2024 is set to be a transformative year at the intersection of generative AI, large foundational models, and robotics. The buzz around their potential applications—from advanced learning techniques to innovative product design—is palpable. Among the pioneers in this field are researchers from Google’s DeepMind Robotics, who have shared insights into their ongoing efforts aimed at enhancing how robots comprehend and respond to human needs.
Historically, robots have been engineered to perform a singular task repeatedly throughout their operational lifespan. While these single-purpose robots excel at their designated functions, they often stumble when faced with unplanned modifications or errors.
The recently unveiled AutoRT aims to leverage large foundational models for various applications. In an illustrative example from the DeepMind team, the system utilizes a Visual Language Model (VLM) to enhance situational awareness. AutoRT can coordinate a fleet of robots, each equipped with cameras, to map out their environment and identify objects within it. Additionally, a large language model suggests feasible tasks for the robots to carry out, optimizing their hardware performance, including that of their end effectors. LLMs are increasingly recognized as crucial tools for enabling robots to interpret natural language commands more effectively, significantly diminishing the need for hard-coded skills.
The AutoRT system has undergone extensive testing over the past seven months, showcasing its capability to manage up to 20 robots simultaneously, handling a total of 52 devices. In this timeframe, DeepMind has conducted around 77,000 trials, incorporating more than 6,000 tasks.

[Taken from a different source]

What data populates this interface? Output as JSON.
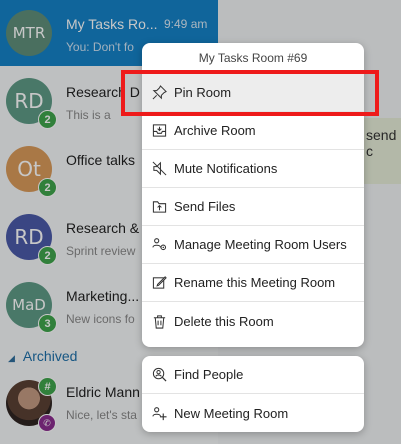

Also noteworthy is the introduction of RT-Trajectory, a new tool that utilizes video input to enhance robotic learning. While many teams are investigating the potential of YouTube videos for large-scale robot training, RT-Trajectory introduces a novel approach by overlaying two-dimensional sketches of robotic arms in motion on the video content. The team explains that “these trajectories, represented as RGB images, furnish practical visual cues to the model as it develops its robot-control strategies.”
According to DeepMind, RT-Trajectory achieved a training success rate of 63%, significantly surpassing the 29% success rate of its RT-2 training across 41 evaluated tasks. The researchers emphasize that RT-Trajectory capitalizes on the vast array of motion data available in existing robot datasets, which has been largely underutilized. “This advancement is not just another step toward crafting robots that can navigate new environments with precision and efficiency, but it also unlocks valuable insights from the wealth of data we already possess.”